In order to consume your content, people either have to know that your content exists, or click on a link to it. Maybe that link is on your homepage, or another site they like. Maybe they see it in an email blast or on social media. Relying solely on Google to send you traffic through organic search results, when it doesn’t even know your great content exists, does not work. Hence the need for links from other sites.

Search engines assign value to your content based on the links your content receives, especially links from other sites. When another site values your content enough to link to it, search engines use that information as an algorithmic authority signal that searchers would also find your content valuable.

As more sites that the search engine considers valuable link to your content, the authority signal grows strnoger.

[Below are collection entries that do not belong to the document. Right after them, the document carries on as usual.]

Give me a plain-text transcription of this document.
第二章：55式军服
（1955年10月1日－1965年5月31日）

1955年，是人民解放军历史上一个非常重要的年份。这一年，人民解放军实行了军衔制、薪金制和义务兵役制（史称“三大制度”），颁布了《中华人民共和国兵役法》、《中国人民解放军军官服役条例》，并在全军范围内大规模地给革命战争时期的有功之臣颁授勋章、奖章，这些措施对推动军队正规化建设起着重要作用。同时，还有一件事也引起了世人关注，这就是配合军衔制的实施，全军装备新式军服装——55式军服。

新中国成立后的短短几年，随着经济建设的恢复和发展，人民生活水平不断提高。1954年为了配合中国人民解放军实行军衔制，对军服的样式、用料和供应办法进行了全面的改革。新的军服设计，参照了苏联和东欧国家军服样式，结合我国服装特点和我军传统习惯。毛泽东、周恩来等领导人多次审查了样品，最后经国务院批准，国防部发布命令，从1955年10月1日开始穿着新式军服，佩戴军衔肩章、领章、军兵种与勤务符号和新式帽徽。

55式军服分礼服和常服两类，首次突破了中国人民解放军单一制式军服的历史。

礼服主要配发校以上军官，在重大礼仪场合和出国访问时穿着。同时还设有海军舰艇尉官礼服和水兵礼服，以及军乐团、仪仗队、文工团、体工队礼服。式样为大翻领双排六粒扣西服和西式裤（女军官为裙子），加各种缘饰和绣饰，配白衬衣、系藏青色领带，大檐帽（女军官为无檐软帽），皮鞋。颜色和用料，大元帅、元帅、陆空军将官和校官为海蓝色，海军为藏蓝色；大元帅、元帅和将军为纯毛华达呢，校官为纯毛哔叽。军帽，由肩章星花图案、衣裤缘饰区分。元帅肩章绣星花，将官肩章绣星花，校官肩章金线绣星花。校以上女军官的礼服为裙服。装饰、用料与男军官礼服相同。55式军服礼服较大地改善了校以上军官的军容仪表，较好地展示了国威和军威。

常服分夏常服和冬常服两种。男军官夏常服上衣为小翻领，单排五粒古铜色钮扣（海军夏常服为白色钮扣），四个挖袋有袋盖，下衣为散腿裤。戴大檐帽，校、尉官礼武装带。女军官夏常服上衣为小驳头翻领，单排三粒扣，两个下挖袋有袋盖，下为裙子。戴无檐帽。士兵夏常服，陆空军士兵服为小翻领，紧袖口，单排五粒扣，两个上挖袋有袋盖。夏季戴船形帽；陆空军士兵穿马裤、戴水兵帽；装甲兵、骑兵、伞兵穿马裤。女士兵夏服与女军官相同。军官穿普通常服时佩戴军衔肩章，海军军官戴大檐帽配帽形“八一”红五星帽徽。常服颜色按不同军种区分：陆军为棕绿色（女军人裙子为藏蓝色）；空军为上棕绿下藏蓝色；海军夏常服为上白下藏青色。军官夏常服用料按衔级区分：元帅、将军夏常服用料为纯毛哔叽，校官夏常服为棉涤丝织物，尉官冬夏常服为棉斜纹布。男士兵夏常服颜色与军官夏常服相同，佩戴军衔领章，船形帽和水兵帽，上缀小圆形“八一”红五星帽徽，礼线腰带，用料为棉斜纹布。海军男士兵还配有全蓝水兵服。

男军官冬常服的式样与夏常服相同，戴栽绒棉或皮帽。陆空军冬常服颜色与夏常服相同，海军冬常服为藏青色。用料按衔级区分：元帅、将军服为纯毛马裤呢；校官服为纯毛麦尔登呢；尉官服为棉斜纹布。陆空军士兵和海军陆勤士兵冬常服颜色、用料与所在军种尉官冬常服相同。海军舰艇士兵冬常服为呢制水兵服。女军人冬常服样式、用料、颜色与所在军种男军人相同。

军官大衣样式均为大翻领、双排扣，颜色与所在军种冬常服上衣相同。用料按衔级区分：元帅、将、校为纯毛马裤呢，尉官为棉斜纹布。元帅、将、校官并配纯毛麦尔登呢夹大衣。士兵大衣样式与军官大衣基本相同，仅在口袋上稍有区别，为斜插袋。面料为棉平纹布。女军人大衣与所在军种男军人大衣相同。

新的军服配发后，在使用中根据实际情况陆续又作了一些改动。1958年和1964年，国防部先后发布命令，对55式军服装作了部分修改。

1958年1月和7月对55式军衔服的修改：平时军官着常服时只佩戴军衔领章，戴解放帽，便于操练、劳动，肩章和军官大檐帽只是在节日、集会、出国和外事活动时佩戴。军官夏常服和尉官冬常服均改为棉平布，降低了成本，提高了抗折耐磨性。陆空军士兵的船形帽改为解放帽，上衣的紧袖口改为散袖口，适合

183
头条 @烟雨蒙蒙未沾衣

Continuing to produce great content helps others determine that your site is valuable enough to link to. Thus, everything returns full circle to the importance of great content. It provides the value that people want to share with other people through links on their own sites.



Content provides the relevance and generates the authority that search engines need in order to deliver relevant results to searchers. That’s why content will always be king in SEO.